La Junta de Coordinación Política y la Mesa Directiva del Senado de la República emitieron un pronunciamiento conjunto en el que condenaron la muerte de 17 ciudadanos mexicanos en territorio de Estados Unidos, presuntamente relacionada con la actuación de autoridades migratorias de ese país, y expresaron su respaldo a las acciones jurídicas y diplomáticas emprendidas por el Gobierno de México para exigir el esclarecimiento de los hechos.
El posicionamiento, aprobado de manera institucional por los órganos de gobierno de la Cámara Alta, manifiesta el respaldo del Senado a la estrategia legal impulsada por el Estado mexicano y solicita a las autoridades estadounidenses realizar investigaciones exhaustivas sobre los fallecimientos, entre ellos el del mexicano Lorenzo Salgado.
Las y los senadores expresaron su preocupación por los hechos y sostuvieron que ningún connacional debe quedar desprotegido frente a posibles abusos de autoridad, uso desproporcionado de la fuerza o violaciones a los derechos humanos.
Asimismo, manifestaron su solidaridad con las familias de las víctimas y reiteraron el compromiso del Estado mexicano con la protección de la vida, la dignidad y los derechos fundamentales de las personas migrantes.
En el pronunciamiento, el Senado respaldó las acciones legales y diplomáticas iniciadas por el Gobierno de México ante el Departamento de Justicia de Estados Unidos para esclarecer los hechos y determinar las responsabilidades correspondientes.
Los legisladores demandaron investigaciones exhaustivas, imparciales y transparentes que permitan establecer la verdad de lo ocurrido, sancionar a los responsables y garantizar el acceso a la justicia, así como la reparación integral del daño para las víctimas y sus familiares.
Si bien reconocieron el derecho soberano de cada nación para definir y aplicar su política migratoria, advirtieron que ninguna medida de control fronterizo puede justificar violaciones al derecho a la vida, al debido proceso o a los tratados internacionales en materia de derechos humanos suscritos por ambos países.

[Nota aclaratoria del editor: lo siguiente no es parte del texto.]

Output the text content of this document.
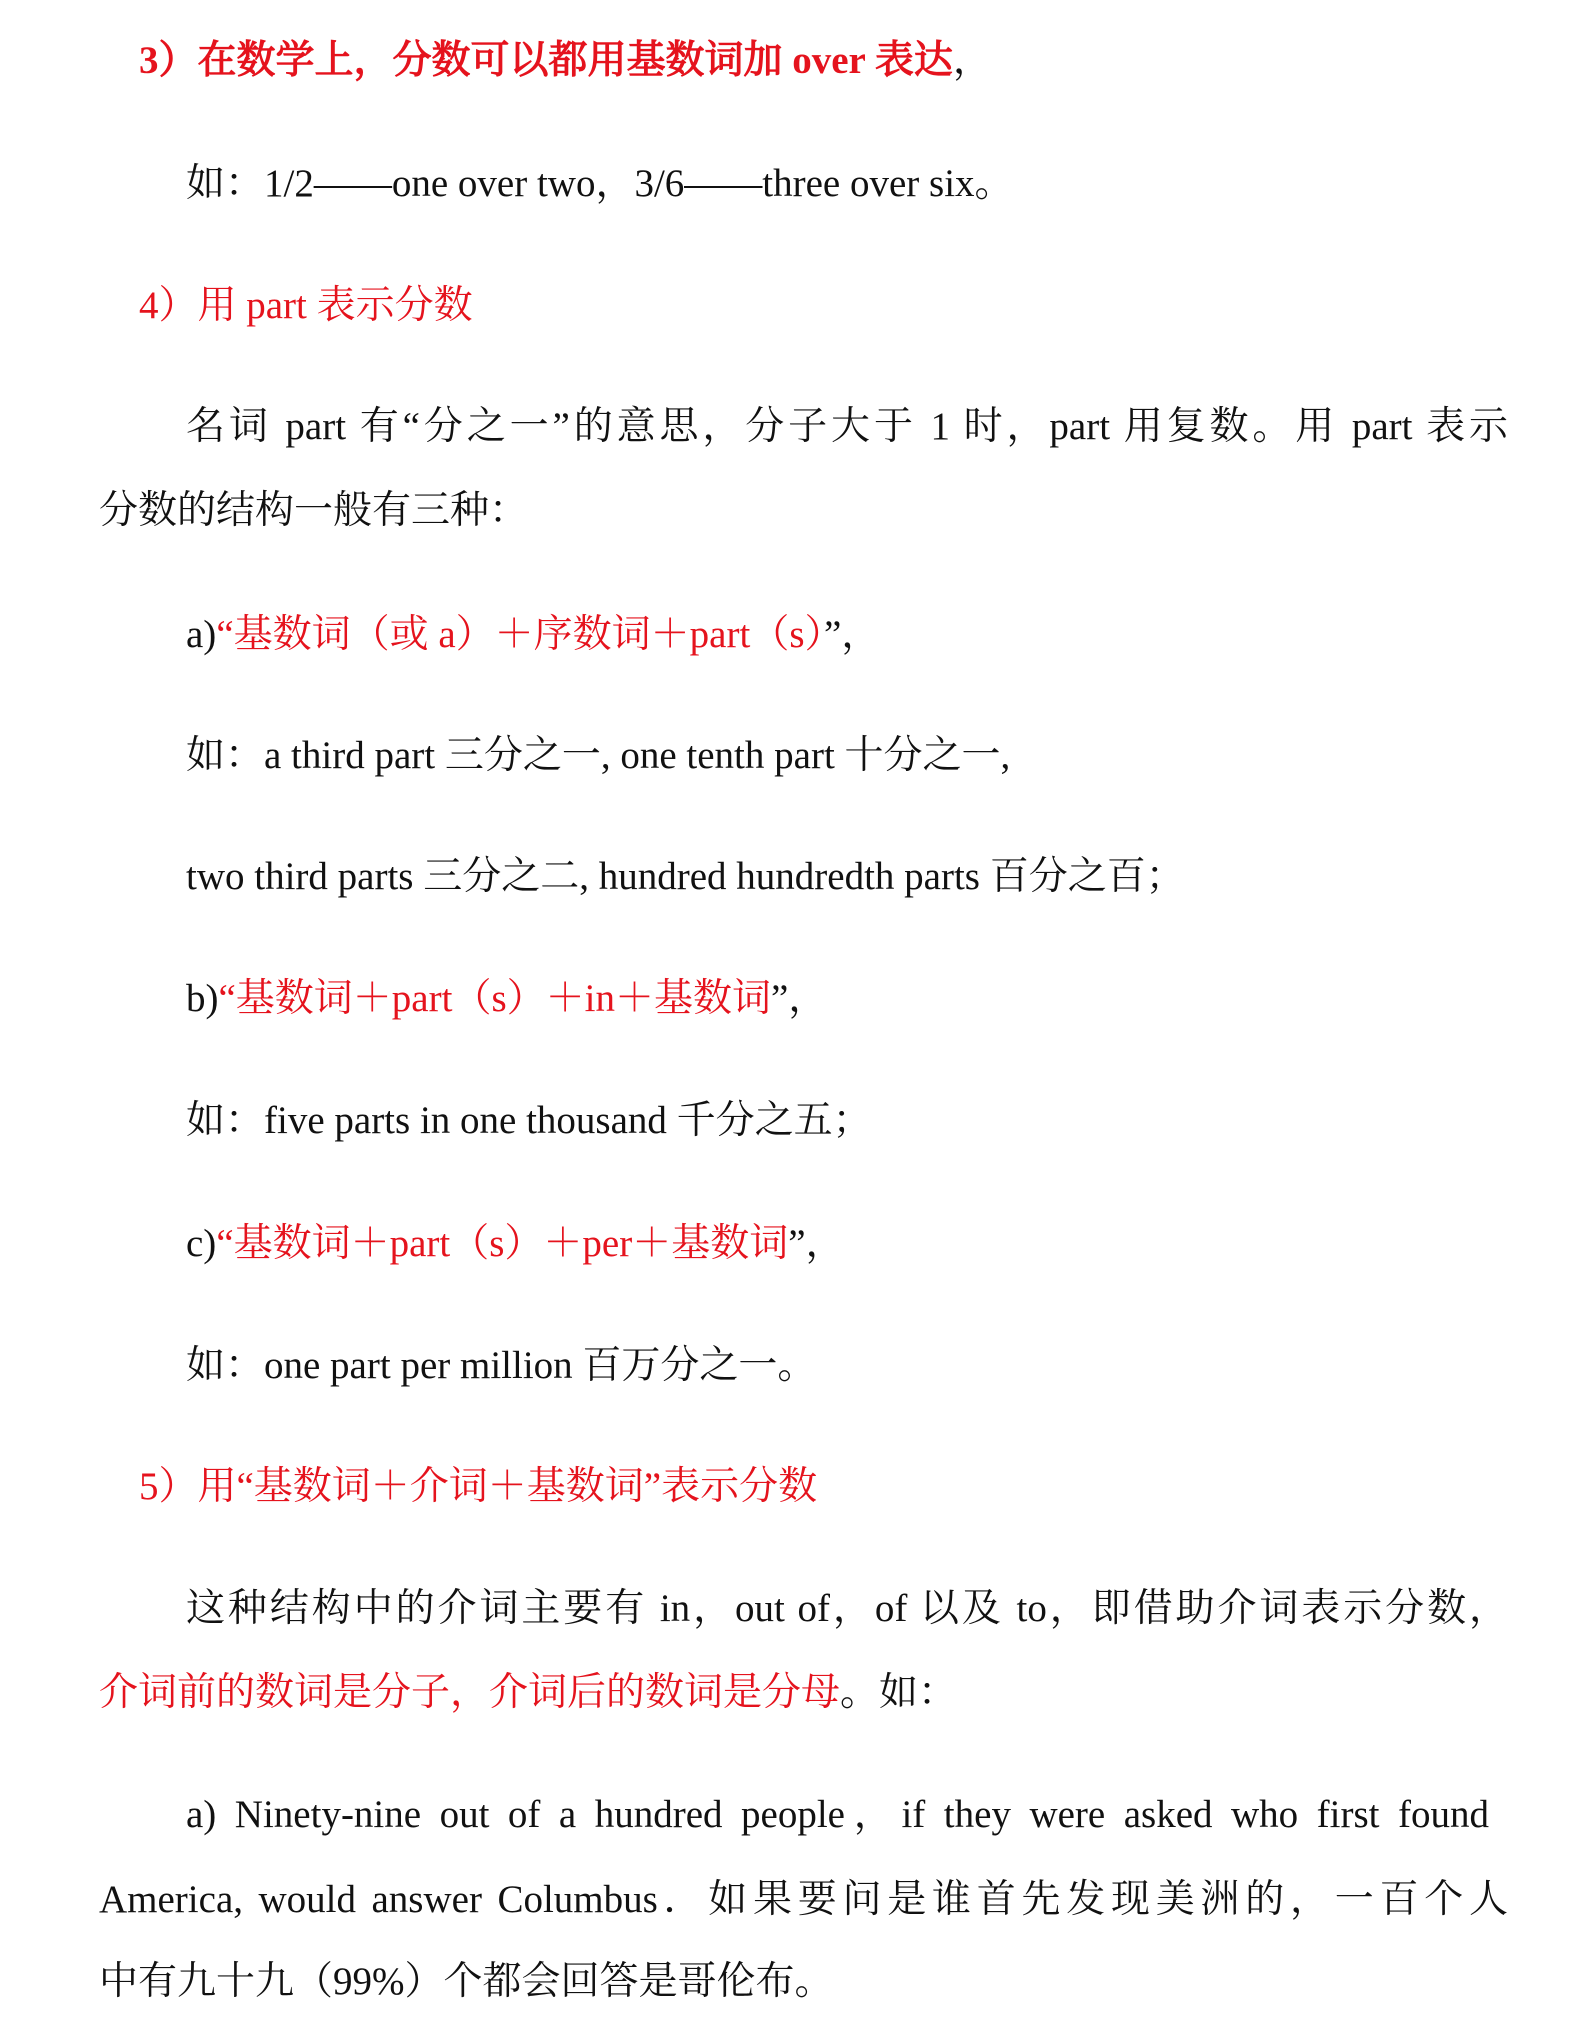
3）在数学上，分数可以都用基数词加 over 表达，
如：1/2——one over two，3/6——three over six。
4）用 part 表示分数
名词 part 有“分之一”的意思，分子大于 1 时，part 用复数。用 part 表示
分数的结构一般有三种：
a)“基数词（或 a）＋序数词＋part（s）”，
如：a third part 三分之一, one tenth part 十分之一,
two third parts 三分之二, hundred hundredth parts 百分之百；
b)“基数词＋part（s）＋in＋基数词”，
如：five parts in one thousand 千分之五；
c)“基数词＋part（s）＋per＋基数词”，
如：one part per million 百万分之一。
5）用“基数词＋介词＋基数词”表示分数
这种结构中的介词主要有 in，out of，of 以及 to，即借助介词表示分数，
介词前的数词是分子，介词后的数词是分母。如：
a) Ninety-nine out of a hundred people，if they were asked who first found
America, would answer Columbus．如果要问是谁首先发现美洲的，一百个人
中有九十九（99%）个都会回答是哥伦布。
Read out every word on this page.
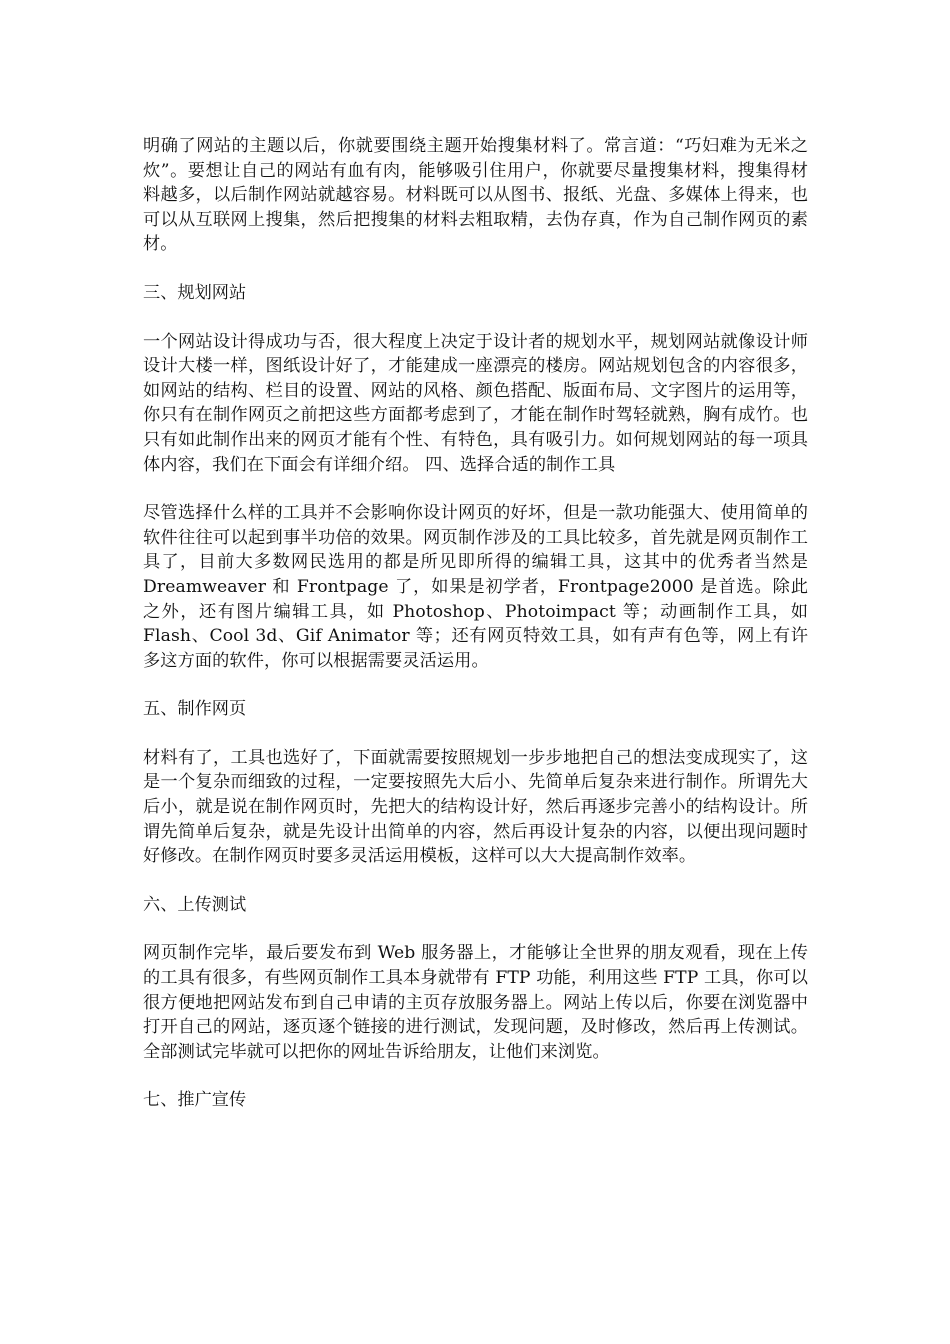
明确了网站的主题以后，你就要围绕主题开始搜集材料了。常言道：“巧妇难为无米之炊”。要想让自己的网站有血有肉，能够吸引住用户，你就要尽量搜集材料，搜集得材料越多，以后制作网站就越容易。材料既可以从图书、报纸、光盘、多媒体上得来，也可以从互联网上搜集，然后把搜集的材料去粗取精，去伪存真，作为自己制作网页的素材。

三、规划网站

一个网站设计得成功与否，很大程度上决定于设计者的规划水平，规划网站就像设计师设计大楼一样，图纸设计好了，才能建成一座漂亮的楼房。网站规划包含的内容很多，如网站的结构、栏目的设置、网站的风格、颜色搭配、版面布局、文字图片的运用等，你只有在制作网页之前把这些方面都考虑到了，才能在制作时驾轻就熟，胸有成竹。也只有如此制作出来的网页才能有个性、有特色，具有吸引力。如何规划网站的每一项具体内容，我们在下面会有详细介绍。 四、选择合适的制作工具

尽管选择什么样的工具并不会影响你设计网页的好坏，但是一款功能强大、使用简单的软件往往可以起到事半功倍的效果。网页制作涉及的工具比较多，首先就是网页制作工具了，目前大多数网民选用的都是所见即所得的编辑工具，这其中的优秀者当然是 Dreamweaver 和 Frontpage 了，如果是初学者，Frontpage2000 是首选。除此之外，还有图片编辑工具，如 Photoshop、Photoimpact 等；动画制作工具，如 Flash、Cool 3d、Gif Animator 等；还有网页特效工具，如有声有色等，网上有许多这方面的软件，你可以根据需要灵活运用。

五、制作网页

材料有了，工具也选好了，下面就需要按照规划一步步地把自己的想法变成现实了，这是一个复杂而细致的过程，一定要按照先大后小、先简单后复杂来进行制作。所谓先大后小，就是说在制作网页时，先把大的结构设计好，然后再逐步完善小的结构设计。所谓先简单后复杂，就是先设计出简单的内容，然后再设计复杂的内容，以便出现问题时好修改。在制作网页时要多灵活运用模板，这样可以大大提高制作效率。

六、上传测试

网页制作完毕，最后要发布到 Web 服务器上，才能够让全世界的朋友观看，现在上传的工具有很多，有些网页制作工具本身就带有 FTP 功能，利用这些 FTP 工具，你可以很方便地把网站发布到自己申请的主页存放服务器上。网站上传以后，你要在浏览器中打开自己的网站，逐页逐个链接的进行测试，发现问题，及时修改，然后再上传测试。全部测试完毕就可以把你的网址告诉给朋友，让他们来浏览。

七、推广宣传
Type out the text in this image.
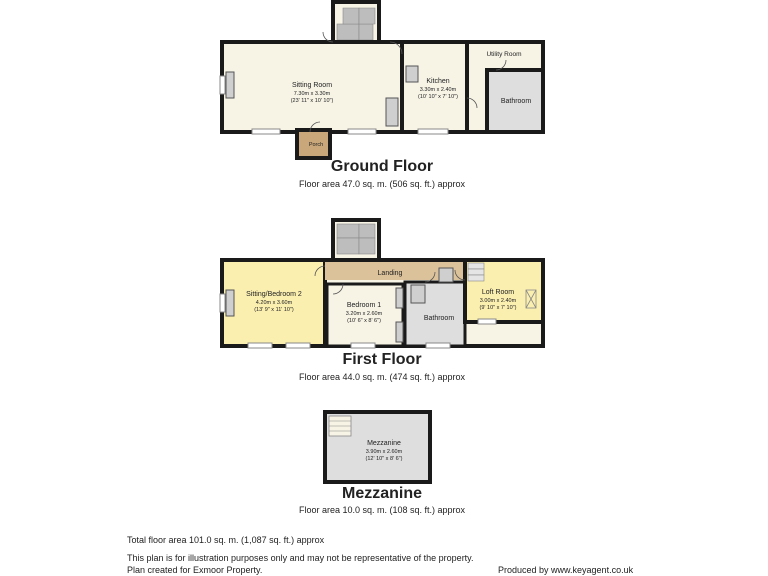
Sitting Room
7.30m x 3.30m
(23' 11" x 10' 10")
Kitchen
3.30m x 2.40m
(10' 10" x 7' 10")
Utility Room
Bathroom
Porch
Landing
Sitting/Bedroom 2
4.20m x 3.60m
(13' 9" x 11' 10")
Bedroom 1
3.20m x 2.60m
(10' 6" x 8' 6")	Bathroom
Loft Room
3.00m x 2.40m
(9' 10" x 7' 10")
Mezzanine
3.90m x 2.60m
(12' 10" x 8' 6")
Ground Floor
Floor area 47.0 sq. m. (506 sq. ft.) approx
First Floor
Floor area 44.0 sq. m. (474 sq. ft.) approx
Mezzanine
Floor area 10.0 sq. m. (108 sq. ft.) approx
Total floor area 101.0 sq. m. (1,087 sq. ft.) approx
This plan is for illustration purposes only and may not be representative of the property.
Plan created for Exmoor Property.	Produced by www.keyagent.co.uk
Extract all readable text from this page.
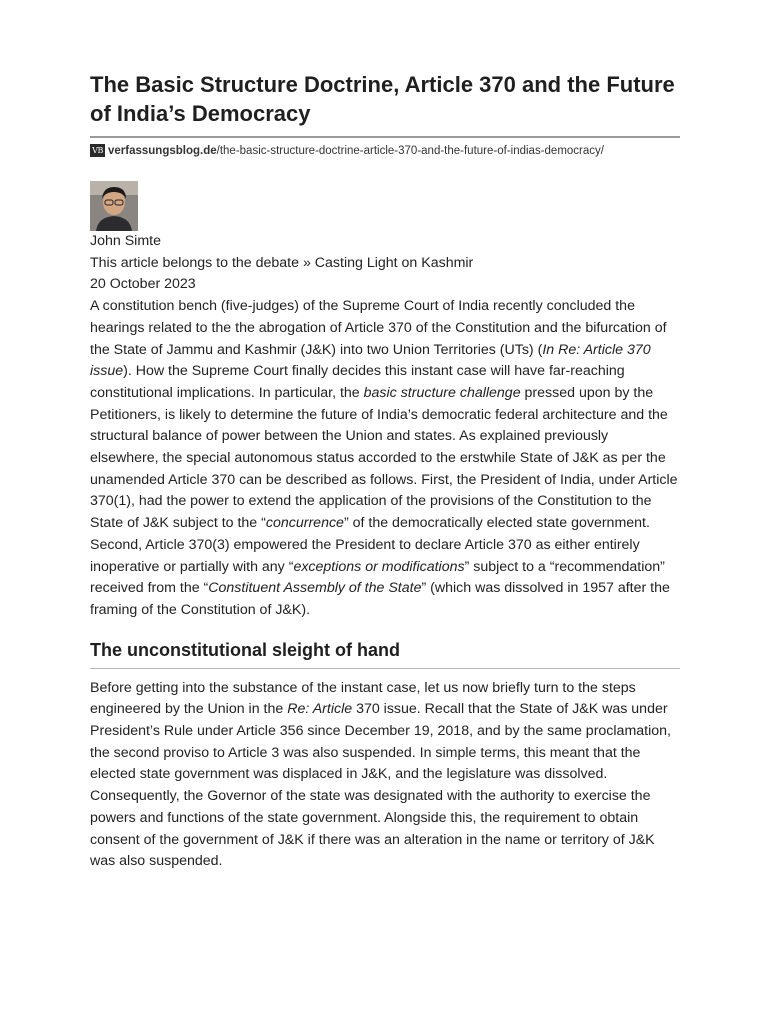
The Basic Structure Doctrine, Article 370 and the Future of India’s Democracy
VB verfassungsblog.de /the-basic-structure-doctrine-article-370-and-the-future-of-indias-democracy/
John Simte
This article belongs to the debate » Casting Light on Kashmir
20 October 2023

A constitution bench (five-judges) of the Supreme Court of India recently concluded the hearings related to the the abrogation of Article 370 of the Constitution and the bifurcation of the State of Jammu and Kashmir (J&K) into two Union Territories (UTs) (In Re: Article 370 issue). How the Supreme Court finally decides this instant case will have far-reaching constitutional implications. In particular, the basic structure challenge pressed upon by the Petitioners, is likely to determine the future of India’s democratic federal architecture and the structural balance of power between the Union and states. As explained previously elsewhere, the special autonomous status accorded to the erstwhile State of J&K as per the unamended Article 370 can be described as follows. First, the President of India, under Article 370(1), had the power to extend the application of the provisions of the Constitution to the State of J&K subject to the “concurrence” of the democratically elected state government. Second, Article 370(3) empowered the President to declare Article 370 as either entirely inoperative or partially with any “exceptions or modifications” subject to a “recommendation” received from the “Constituent Assembly of the State” (which was dissolved in 1957 after the framing of the Constitution of J&K).

The unconstitutional sleight of hand

Before getting into the substance of the instant case, let us now briefly turn to the steps engineered by the Union in the Re: Article 370 issue. Recall that the State of J&K was under President’s Rule under Article 356 since December 19, 2018, and by the same proclamation, the second proviso to Article 3 was also suspended. In simple terms, this meant that the elected state government was displaced in J&K, and the legislature was dissolved. Consequently, the Governor of the state was designated with the authority to exercise the powers and functions of the state government. Alongside this, the requirement to obtain consent of the government of J&K if there was an alteration in the name or territory of J&K was also suspended.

El Senado subrayó que el respeto a los derechos humanos constituye una obligación jurídica que debe prevalecer en cualquier política migratoria y anunció que dará seguimiento permanente al caso mediante el ejercicio de sus facultades constitucionales en materia de política exterior.
Como parte de estas acciones, solicitará informes periódicos a las autoridades competentes sobre el avance de las investigaciones y la atención consular brindada a las familias de las víctimas, con el propósito de verificar el desarrollo de las indagatorias y evitar que los hechos queden impunes.
En su posicionamiento, los órganos de gobierno de la Cámara Alta afirmaron que México y Estados Unidos mantienen una relación estratégica sustentada, además de los vínculos económicos y políticos, en la contribución de millones de mexicanas y mexicanos que viven y trabajan en territorio estadounidense.
Finalmente, el Senado reiteró que continuará utilizando los mecanismos institucionales y del derecho internacional para exigir justicia, proteger los derechos de los connacionales y mantener la defensa de las personas mexicanas en el exterior como una prioridad permanente del Estado mexicano.